Ensuite, le Dr Hendeles et ses collègues se sont jetés sur une étude réalisée par Merck, qui avait acquis Schering Plough. L’entreprise a testé le médicament à la dose autorisée et à quatre fois la dose et a constaté une fois de plus qu’il ne soulageait pas les symptômes. Merck a également financé une étude sur une formule à libération lente.
Mais ce mal de tête tenace – la congestion – n’a pas bougé.
(En 2014, Merck a vendu Claritin-D, qui contient toujours de la pseudoéphédrine, à Bayer.)
Les pharmaciens de Floride ont demandé une interdiction à l’agence, utilisant la dernière étude comme munition. Mais leurs efforts ont été entravés par ce que de nombreux anciens responsables de l’agence ont décrit comme une division administrative assiégée, qui comptait en 2018 31 membres du personnel.
Le personnel a dû suivre « un processus obscur qui a menotté l’agence et n’a fourni que des ressources insuffisantes pour éliminer un arriéré », a déclaré le Dr Peter Lurie, qui a été commissaire associé à l’agence jusqu’en 2017.
L’équipe de Floride s’est heurtée à un autre obstacle : le Dr Gottlieb, commissaire de 2017 à début 2019, avait travaillé à l’agence lors du précédent audit.
Après le vote de cette semaine, dans les messages sur X, anciennement connu sous le nom de Twitter, le Dr Gottlieb a qualifié la décision du panel de « honte », affirmant que la phényléphrine « était considérée comme faiblement active lorsque nous avons examiné la question vers 2005/06. Il n’existe peut-être désormais aucune option viable, abordable et accessible permettant aux consommateurs d’obtenir un allègement progressif.
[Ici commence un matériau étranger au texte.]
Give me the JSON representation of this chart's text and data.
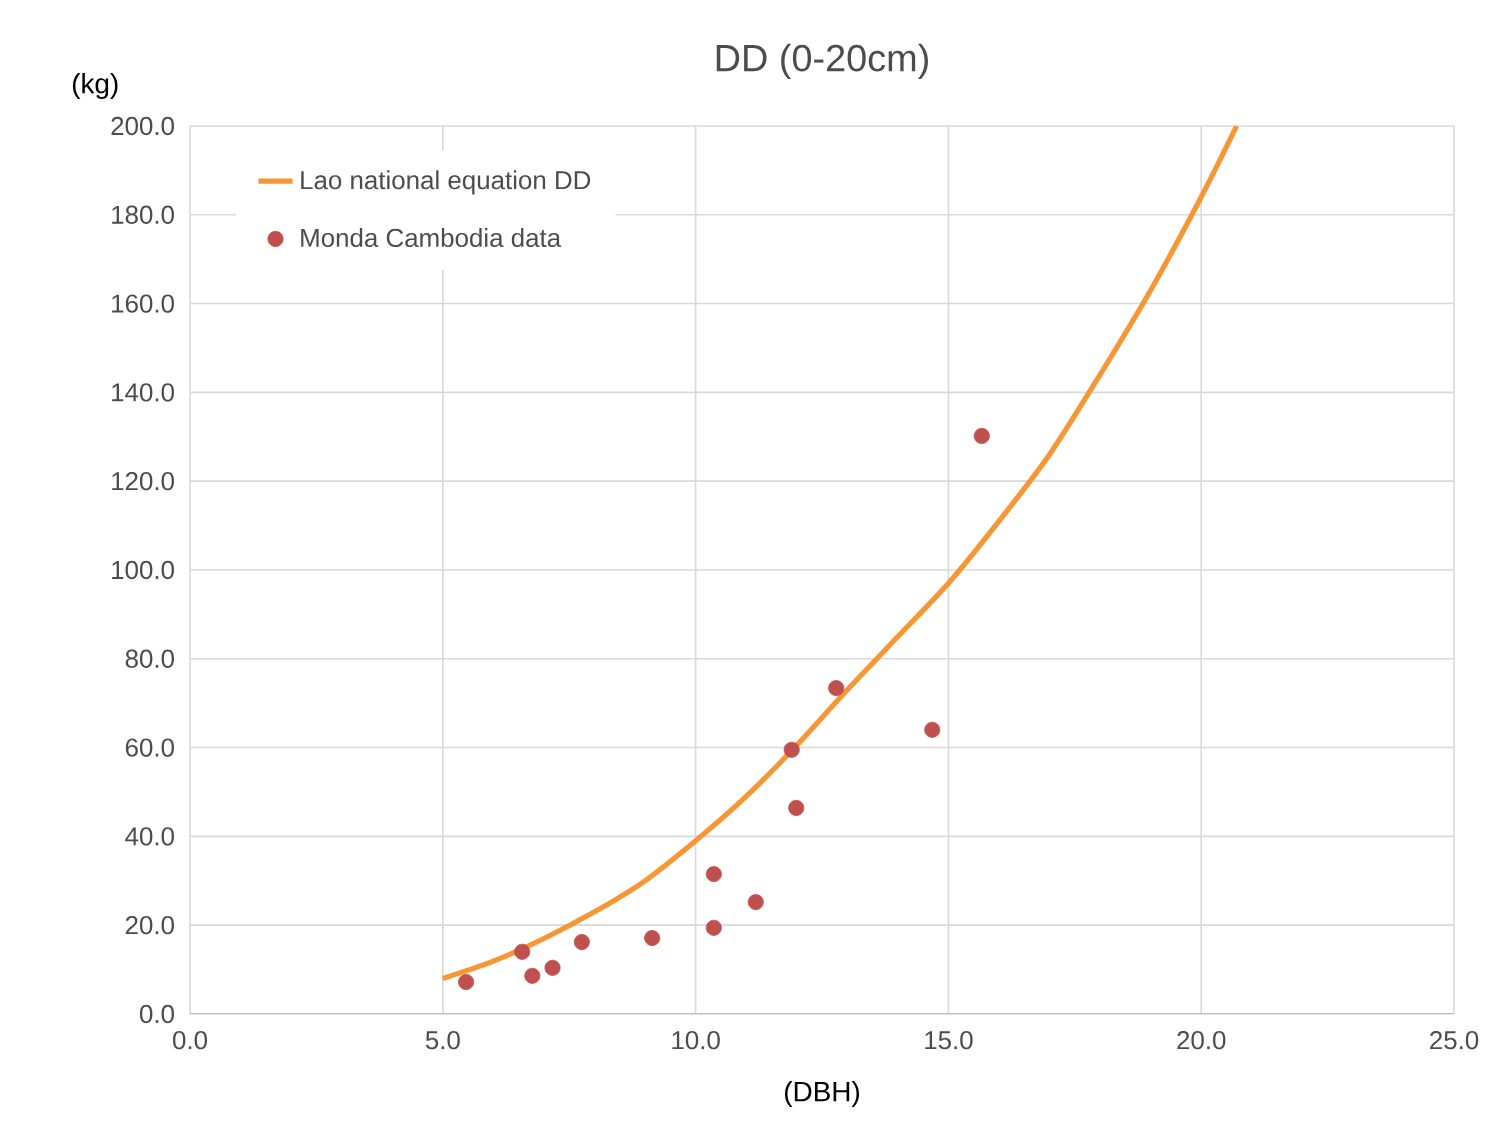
{
  "chart_data": {
    "type": "scatter",
    "title": "DD (0-20cm)",
    "xlabel": "(DBH)",
    "ylabel": "(kg)",
    "xlim": [
      0,
      25
    ],
    "ylim": [
      0,
      200
    ],
    "xticks": [
      {
        "value": 0,
        "label": "0.0"
      },
      {
        "value": 5,
        "label": "5.0"
      },
      {
        "value": 10,
        "label": "10.0"
      },
      {
        "value": 15,
        "label": "15.0"
      },
      {
        "value": 20,
        "label": "20.0"
      },
      {
        "value": 25,
        "label": "25.0"
      }
    ],
    "yticks": [
      {
        "value": 0,
        "label": "0.0"
      },
      {
        "value": 20,
        "label": "20.0"
      },
      {
        "value": 40,
        "label": "40.0"
      },
      {
        "value": 60,
        "label": "60.0"
      },
      {
        "value": 80,
        "label": "80.0"
      },
      {
        "value": 100,
        "label": "100.0"
      },
      {
        "value": 120,
        "label": "120.0"
      },
      {
        "value": 140,
        "label": "140.0"
      },
      {
        "value": 160,
        "label": "160.0"
      },
      {
        "value": 180,
        "label": "180.0"
      },
      {
        "value": 200,
        "label": "200.0"
      }
    ],
    "grid": true,
    "legend": "top left",
    "series": [
      {
        "name": "Lao national equation DD",
        "type": "line",
        "marker": "none",
        "color": "#f79633",
        "x": [
          5,
          6,
          7,
          8,
          9,
          10,
          11,
          12,
          13,
          14,
          15,
          16,
          17,
          18,
          19,
          20,
          20.7
        ],
        "values": [
          8,
          11.9,
          17,
          23,
          30,
          39,
          49,
          60.5,
          73,
          85,
          97,
          111,
          126,
          144,
          163,
          184,
          200
        ]
      },
      {
        "name": "Monda Cambodia data",
        "marker": "circle",
        "color": "#c0504d",
        "x": [
          5.46,
          6.57,
          6.77,
          7.17,
          7.75,
          9.14,
          10.36,
          10.36,
          11.19,
          11.9,
          11.99,
          12.78,
          14.68,
          15.66
        ],
        "values": [
          7.2,
          14.0,
          8.6,
          10.4,
          16.2,
          17.1,
          31.5,
          19.4,
          25.2,
          59.5,
          46.4,
          73.4,
          64.0,
          130.2
        ]
      }
    ]
  }
}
Il n’a pas répondu à une demande de commentaire.
La législation sur la pandémie a élargi le personnel de l’agence et a remanié les procédures de la FDA pour les médicaments en vente libre afin que les décisions soient davantage alignées sur celles de la division des médicaments sur ordonnance.
Peu de temps après, l’équipe de la FDA s’est penchée sur des problèmes de longue date liés au décongestionnant, en produisant un examen approfondi de 89 pages sur la phényléphrine que le comité consultatif a analysé comme base de sa décision. (Le rapport de l’agence a confirmé les conclusions du Dr Hendeles et de ses collègues, et a également noté des erreurs évidentes dans certaines données des années 1970 qui ont conduit à l’acceptation initiale du médicament.)
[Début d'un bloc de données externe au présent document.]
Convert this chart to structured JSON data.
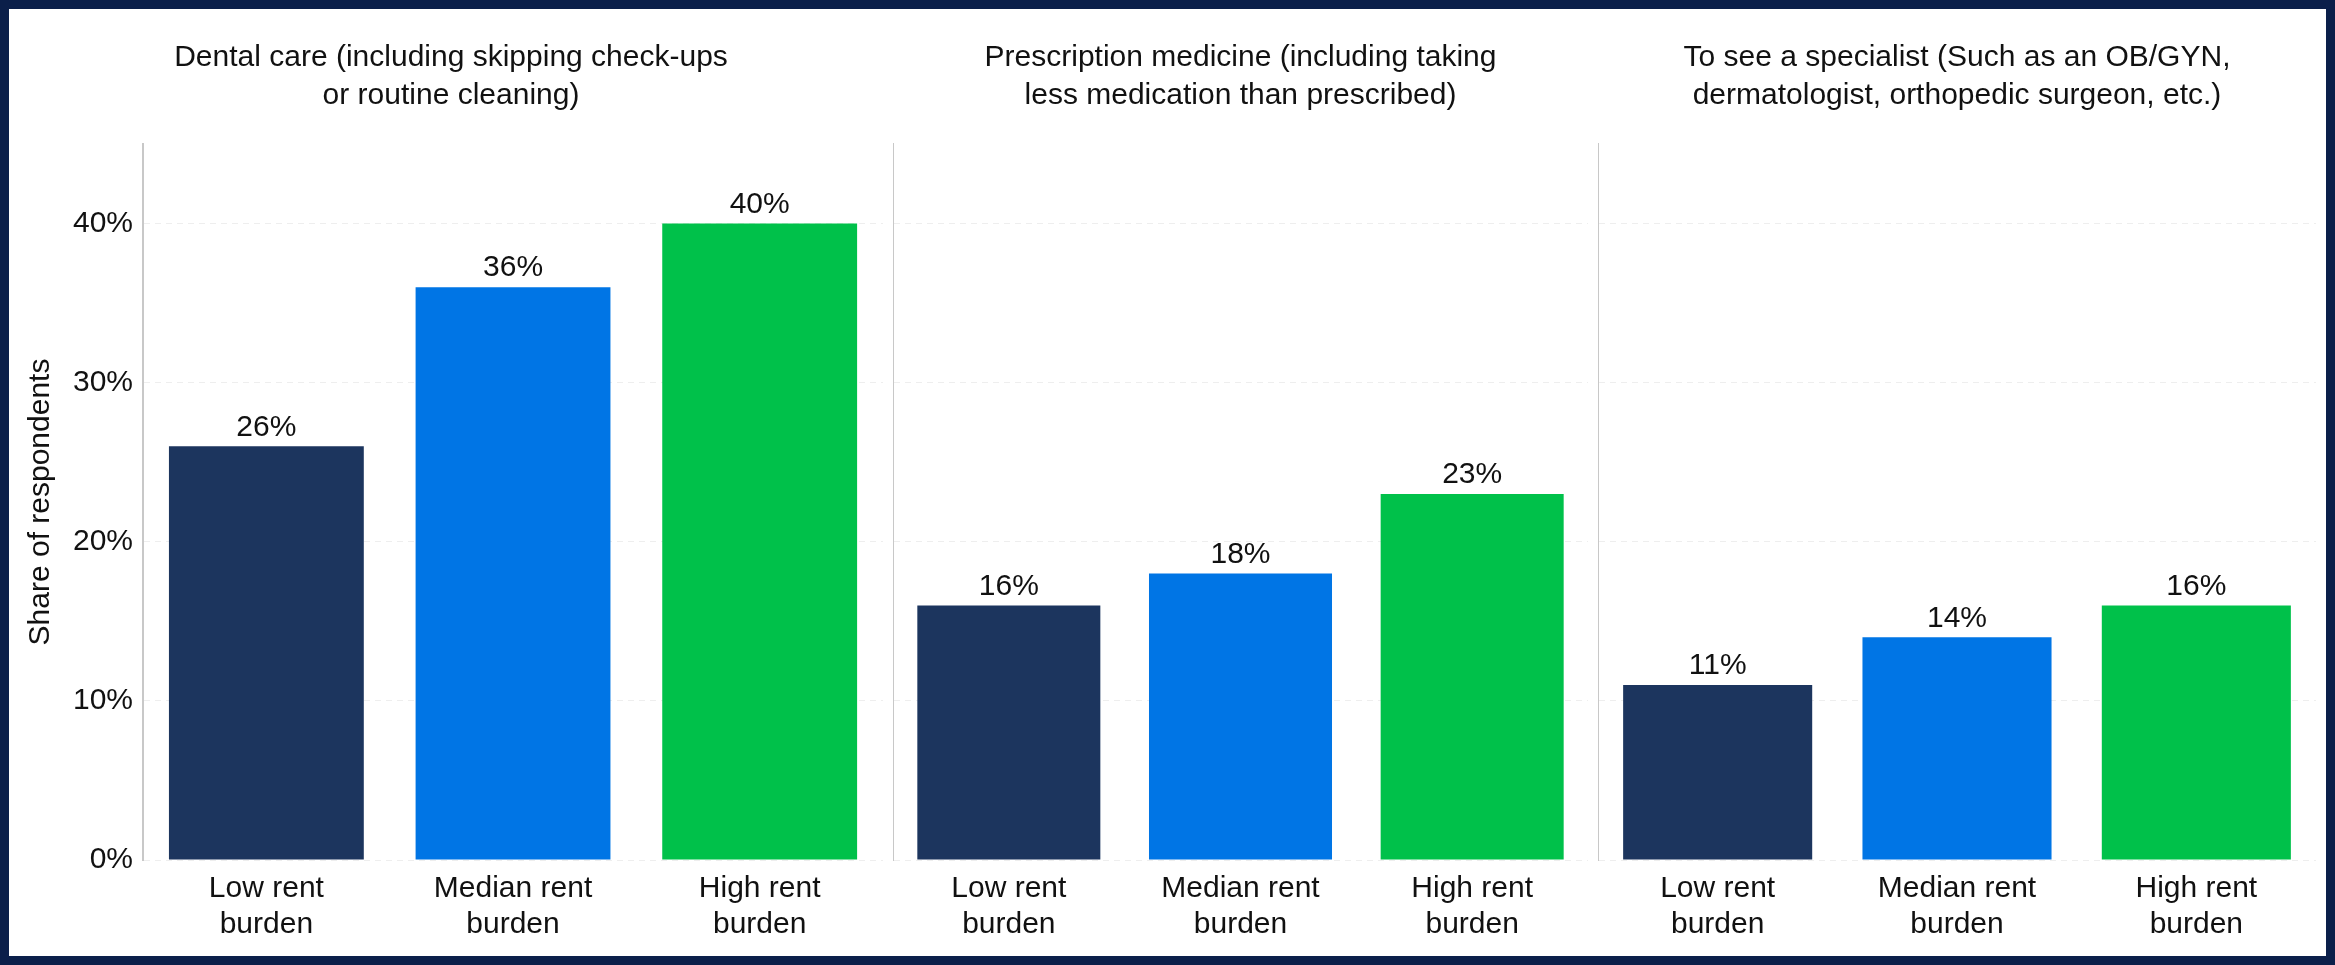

«C’était une joie à lire», a déclaré le Dr Hendeles.
Lorsqu’il a témoigné devant le panel plus tôt cette semaine, le Dr Hendeles a parlé d’une étude de 1971 impliquant des masques de plongée modifiés pour mesurer la congestion nasale – la première à découvrir que la phényléphrine est un raté.
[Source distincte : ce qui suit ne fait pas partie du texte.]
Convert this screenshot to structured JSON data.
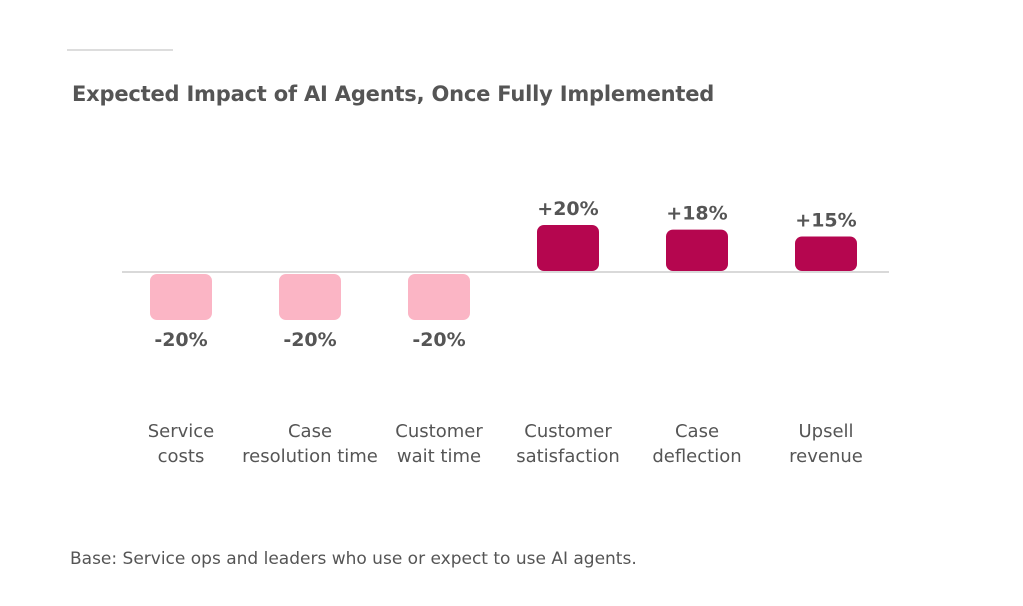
{
  "chart_data": {
    "type": "bar",
    "title": "Expected Impact of AI Agents, Once Fully Implemented",
    "categories": [
      [
        "Service",
        "costs"
      ],
      [
        "Case",
        "resolution time"
      ],
      [
        "Customer",
        "wait time"
      ],
      [
        "Customer",
        "satisfaction"
      ],
      [
        "Case",
        "deflection"
      ],
      [
        "Upsell",
        "revenue"
      ]
    ],
    "values": [
      -20,
      -20,
      -20,
      20,
      18,
      15
    ],
    "labels": [
      "-20%",
      "-20%",
      "-20%",
      "+20%",
      "+18%",
      "+15%"
    ],
    "ylim": [
      -20,
      20
    ],
    "xlabel": "",
    "ylabel": "",
    "grid": false,
    "colors": {
      "negative": "#fbb5c5",
      "positive": "#b5064f",
      "axis": "#d9d9d9",
      "text": "#555555"
    }
  },
  "footnote": "Base: Service ops and leaders who use or expect to use AI agents."
}
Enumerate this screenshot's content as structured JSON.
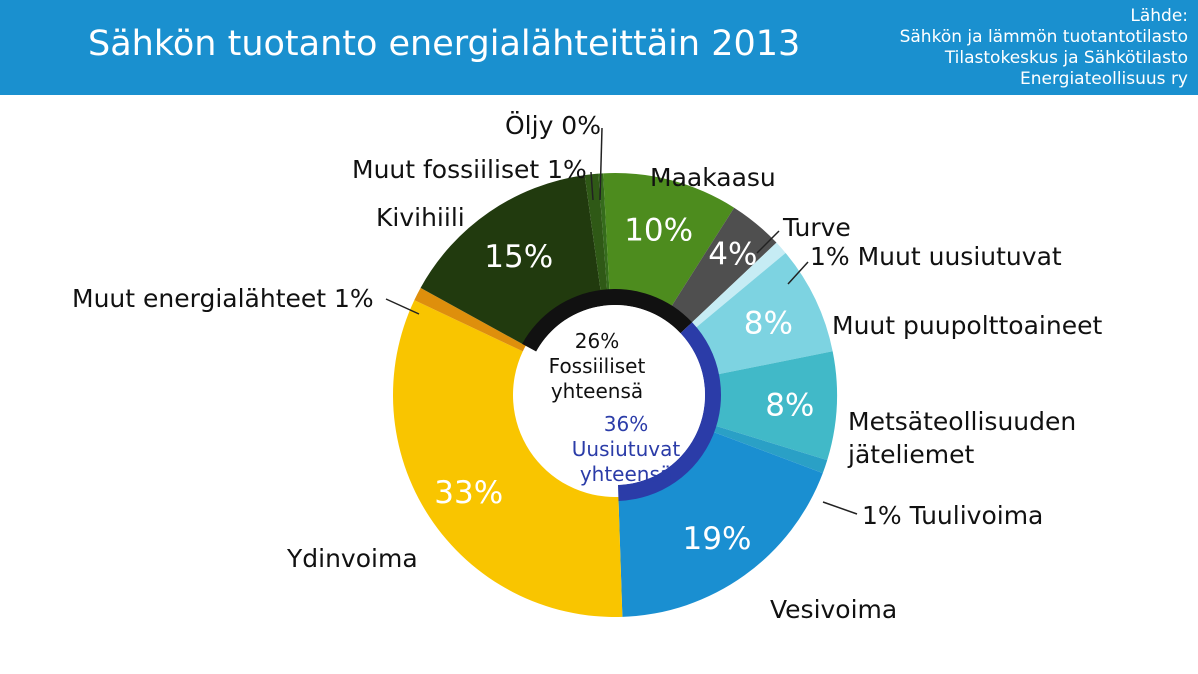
{
  "header": {
    "title": "Sähkön tuotanto energialähteittäin 2013",
    "source_lines": [
      "Lähde:",
      "Sähkön ja lämmön tuotantotilasto",
      "Tilastokeskus ja Sähkötilasto",
      "Energiateollisuus ry"
    ]
  },
  "colors": {
    "header_bg": "#1a90cf",
    "fossil_ring": "#111111",
    "renewable_ring": "#2b3ca8"
  },
  "chart_data": {
    "type": "pie",
    "title": "Sähkön tuotanto energialähteittäin 2013",
    "unit": "%",
    "slices": [
      {
        "name": "Öljy",
        "value": 0,
        "value_label": "",
        "label": "Öljy 0%",
        "color": "#356b1c"
      },
      {
        "name": "Maakaasu",
        "value": 10,
        "value_label": "10%",
        "label": "Maakaasu",
        "color": "#4d8c1e"
      },
      {
        "name": "Turve",
        "value": 4,
        "value_label": "4%",
        "label": "Turve",
        "color": "#4f4f4f"
      },
      {
        "name": "Muut uusiutuvat",
        "value": 1,
        "value_label": "",
        "label": "1% Muut uusiutuvat",
        "color": "#c6ecf4"
      },
      {
        "name": "Muut puupolttoaineet",
        "value": 8,
        "value_label": "8%",
        "label": "Muut puupolttoaineet",
        "color": "#7dd3e1"
      },
      {
        "name": "Metsäteollisuuden jäteliemet",
        "value": 8,
        "value_label": "8%",
        "label": "Metsäteollisuuden jäteliemet",
        "color": "#41b9c8"
      },
      {
        "name": "Tuulivoima",
        "value": 1,
        "value_label": "",
        "label": "1% Tuulivoima",
        "color": "#2aa0c6"
      },
      {
        "name": "Vesivoima",
        "value": 19,
        "value_label": "19%",
        "label": "Vesivoima",
        "color": "#1a8fd1"
      },
      {
        "name": "Ydinvoima",
        "value": 33,
        "value_label": "33%",
        "label": "Ydinvoima",
        "color": "#f9c500"
      },
      {
        "name": "Muut energialähteet",
        "value": 1,
        "value_label": "",
        "label": "Muut energialähteet 1%",
        "color": "#de8f0c"
      },
      {
        "name": "Kivihiili",
        "value": 15,
        "value_label": "15%",
        "label": "Kivihiili",
        "color": "#213a0e"
      },
      {
        "name": "Muut fossiiliset",
        "value": 1,
        "value_label": "",
        "label": "Muut fossiiliset 1%",
        "color": "#2f5916"
      }
    ],
    "groups": [
      {
        "name": "Fossiiliset yhteensä",
        "value": 26,
        "value_label": "26%",
        "label_lines": [
          "Fossiiliset",
          "yhteensä"
        ]
      },
      {
        "name": "Uusiutuvat yhteensä",
        "value": 36,
        "value_label": "36%",
        "label_lines": [
          "Uusiutuvat",
          "yhteensä"
        ]
      }
    ]
  }
}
D’autres organisations, dont Public Citizen, l’American College of Clinical Pharmacy et le National Center for Health Research, ont également exhorté le comité à abandonner l’ingrédient. L’association industrielle a fait valoir que l’ingrédient était efficace et que de faibles niveaux dans le sang n’annulaient pas son effet. Un communiqué de Kenvue, une spin-off de Johnson & Johnson, a déclaré que les produits contenant de la phényléphrine représentent une petite partie de son activité et qu’elle vend des produits froids sans elle.
Lorsque les consultants de l’agence ont voté par 16 voix contre 0, le Dr Hendeles était aux anges. « Rien n’a été aussi excitant et exaltant que voter », a-t-il déclaré.
Les avocats représentant les personnes ayant acheté des médicaments contre le rhume et la grippe contenant de la phényléphrine annoncent déjà des poursuites contre les fabricants de médicaments, arguant que les sociétés savaient que le décongestionnant était inutile.
Pour l’instant les produits restent dans les rayons. « Nous nous sentons justifiés pour quelque chose sur lequel nous travaillons depuis longtemps », a déclaré le Dr Hatton. “Mais ce n’est pas fini.”